Em discurso, Netanyahu disse ontem que sua coalizão continuará a se aproximar da oposição daqui para a frente a fim de fechar acordos sobre a reforma judicial. “Nenhum lado controlará a corte. Isso não pode ocorrer. E não ocorrerá durante a nossa gestão”, disse.
A legislação foi aprovada após os parlamentares da oposição se retirarem do plenário em boicote à votação. Manifestações maciças se seguiram por todo o país. A polícia se empenhou em impedir que os manifestantes invadissem a Knesset, o Parlamento do país.
Yair Lapid, o líder da oposição, qualificou a aprovação do projeto de “a destruição da democracia israelense”. “Não vamos desistir”, disse. “Não vamos nos entregar. Não vamos permitir que eles transformem Israel em um país governado pelo ódio e o extremismo.”
A lei aprovada ontem poderá desencadear uma série pouco habitual de acontecimentos que porá à prova a unidade de Israel, entre os quais um ato de contestação à lei ante a própria Suprema Corte. Uma ONG disse ter encaminhado petição à Corte ontem, em que afirma que a lei muda fundamentalmente a natureza da democracia israelense e que o processo pelo qual a lei foi aprovada é falho.
“Demos um passo s mais na direção de um confronto constitucional”, disse Yuval Shany, professor de Direito da Universidade Hebraica de Jerusalém.
Os tribunais, disse Shany, nunca revogaram uma das chamadas leis basilares de Israel, uma legislação fragmentada que compõe o instrumento mais próximo de uma Constituição que o país possui. Mas, disse, os juízes sugeriram em vários vereditos que a corte tem o direito de derrubar uma lei desse gênero caso ela mude fundamentalmente a natureza da democracia em Israel ou represente um abuso ao processo constitucional.
A aprovação da lei representa um desafio para o aparato militar de Israel, muitas vezes chamado de “força popular” por contar com reservistas voluntários.
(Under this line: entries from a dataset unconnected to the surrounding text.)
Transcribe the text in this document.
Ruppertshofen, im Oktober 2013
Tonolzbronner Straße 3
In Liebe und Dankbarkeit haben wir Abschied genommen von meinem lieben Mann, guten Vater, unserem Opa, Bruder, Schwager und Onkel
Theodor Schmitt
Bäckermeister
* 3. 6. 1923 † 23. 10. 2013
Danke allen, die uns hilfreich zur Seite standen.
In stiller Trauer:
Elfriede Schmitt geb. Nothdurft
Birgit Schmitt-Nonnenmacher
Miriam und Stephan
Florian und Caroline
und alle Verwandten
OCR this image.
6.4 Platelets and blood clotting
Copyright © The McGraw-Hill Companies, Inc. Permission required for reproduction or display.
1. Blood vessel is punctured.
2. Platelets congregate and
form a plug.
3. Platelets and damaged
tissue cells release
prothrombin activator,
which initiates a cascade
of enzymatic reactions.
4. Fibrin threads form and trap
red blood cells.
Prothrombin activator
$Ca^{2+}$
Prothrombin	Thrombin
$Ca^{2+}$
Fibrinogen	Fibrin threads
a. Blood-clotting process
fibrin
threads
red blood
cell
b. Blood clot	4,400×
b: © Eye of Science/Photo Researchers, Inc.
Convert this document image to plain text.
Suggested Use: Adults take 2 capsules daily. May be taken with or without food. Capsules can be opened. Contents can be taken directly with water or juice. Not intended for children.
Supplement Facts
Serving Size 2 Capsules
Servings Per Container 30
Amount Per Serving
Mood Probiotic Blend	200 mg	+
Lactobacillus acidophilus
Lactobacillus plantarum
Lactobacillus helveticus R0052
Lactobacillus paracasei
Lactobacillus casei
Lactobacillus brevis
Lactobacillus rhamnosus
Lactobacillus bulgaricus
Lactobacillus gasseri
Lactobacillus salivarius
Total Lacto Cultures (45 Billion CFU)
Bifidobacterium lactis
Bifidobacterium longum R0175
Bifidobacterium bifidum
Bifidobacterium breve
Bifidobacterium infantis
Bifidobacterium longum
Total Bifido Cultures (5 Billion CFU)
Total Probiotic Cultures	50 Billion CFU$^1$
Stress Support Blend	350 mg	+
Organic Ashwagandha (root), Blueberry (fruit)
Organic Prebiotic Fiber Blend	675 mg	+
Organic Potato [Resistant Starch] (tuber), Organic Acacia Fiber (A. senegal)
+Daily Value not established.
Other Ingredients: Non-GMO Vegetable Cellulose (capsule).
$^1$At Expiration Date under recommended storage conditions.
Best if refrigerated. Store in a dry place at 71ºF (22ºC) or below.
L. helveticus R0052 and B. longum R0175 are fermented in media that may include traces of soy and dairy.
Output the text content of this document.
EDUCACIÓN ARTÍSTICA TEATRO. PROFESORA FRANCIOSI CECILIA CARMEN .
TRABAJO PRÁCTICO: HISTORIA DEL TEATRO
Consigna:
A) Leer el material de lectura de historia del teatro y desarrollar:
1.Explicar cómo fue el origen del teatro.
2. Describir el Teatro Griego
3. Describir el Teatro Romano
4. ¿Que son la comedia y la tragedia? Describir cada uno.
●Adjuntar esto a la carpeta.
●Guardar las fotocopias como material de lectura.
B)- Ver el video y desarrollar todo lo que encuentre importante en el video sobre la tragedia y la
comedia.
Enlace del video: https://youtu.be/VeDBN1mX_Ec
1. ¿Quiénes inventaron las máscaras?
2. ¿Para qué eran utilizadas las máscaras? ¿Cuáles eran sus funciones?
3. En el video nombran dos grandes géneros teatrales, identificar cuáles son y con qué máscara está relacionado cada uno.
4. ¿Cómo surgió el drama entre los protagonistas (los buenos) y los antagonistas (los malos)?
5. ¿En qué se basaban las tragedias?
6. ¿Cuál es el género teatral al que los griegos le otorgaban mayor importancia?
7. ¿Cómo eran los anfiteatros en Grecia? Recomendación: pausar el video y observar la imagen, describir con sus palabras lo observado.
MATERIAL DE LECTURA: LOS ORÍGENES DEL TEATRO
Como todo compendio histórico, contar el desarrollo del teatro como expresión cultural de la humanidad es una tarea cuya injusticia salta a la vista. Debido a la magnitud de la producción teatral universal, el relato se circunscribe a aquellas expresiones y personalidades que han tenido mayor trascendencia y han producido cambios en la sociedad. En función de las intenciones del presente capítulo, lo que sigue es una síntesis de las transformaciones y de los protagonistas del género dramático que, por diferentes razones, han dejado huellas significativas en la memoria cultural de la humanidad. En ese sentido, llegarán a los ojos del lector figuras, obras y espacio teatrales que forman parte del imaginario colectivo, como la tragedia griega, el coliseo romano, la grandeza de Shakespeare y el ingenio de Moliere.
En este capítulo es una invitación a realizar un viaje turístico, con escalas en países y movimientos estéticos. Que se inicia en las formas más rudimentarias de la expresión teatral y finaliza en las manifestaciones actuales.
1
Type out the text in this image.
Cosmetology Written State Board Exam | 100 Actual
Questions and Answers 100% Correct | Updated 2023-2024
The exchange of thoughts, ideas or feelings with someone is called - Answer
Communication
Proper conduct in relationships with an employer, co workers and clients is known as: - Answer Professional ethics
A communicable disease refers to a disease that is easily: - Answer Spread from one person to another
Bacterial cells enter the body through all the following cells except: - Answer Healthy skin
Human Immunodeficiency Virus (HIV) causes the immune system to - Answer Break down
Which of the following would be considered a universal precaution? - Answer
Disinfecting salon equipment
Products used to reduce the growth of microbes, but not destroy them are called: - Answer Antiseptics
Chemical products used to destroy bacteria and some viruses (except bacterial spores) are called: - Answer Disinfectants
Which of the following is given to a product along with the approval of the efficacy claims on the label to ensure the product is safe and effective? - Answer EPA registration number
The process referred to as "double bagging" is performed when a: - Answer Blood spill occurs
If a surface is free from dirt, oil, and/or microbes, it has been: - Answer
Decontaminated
A reforma do Judiciário desagradou a esses reservistas, alguns dos quais encaram a medida como uma tomada do poder promovida por judeus ultraortodoxos, que, na maioria, não prestam serviço militar.
Milhares de reservistas disseram nesta semana que deixariam de se apresentar para o serviço voluntário caso a legislação fosse aprovada. Autoridades militares alertaram que a legislação está minando a unidade militar.
“Este é um conflito entre os israelenses e os judeus religiosos”, disse Gideon Rahat, professor de ciência política da Universidade Hebraica de Jerusalém. Os israelenses, disse, representam os fundadores que querem um Estado sionista laico, enquanto os judeus são os que querem restaurar o reino judaico de 2 mil anos atrás. “É um conflito entre uma identidade mais civil e uma identidade mais religiosa”, acrescentou.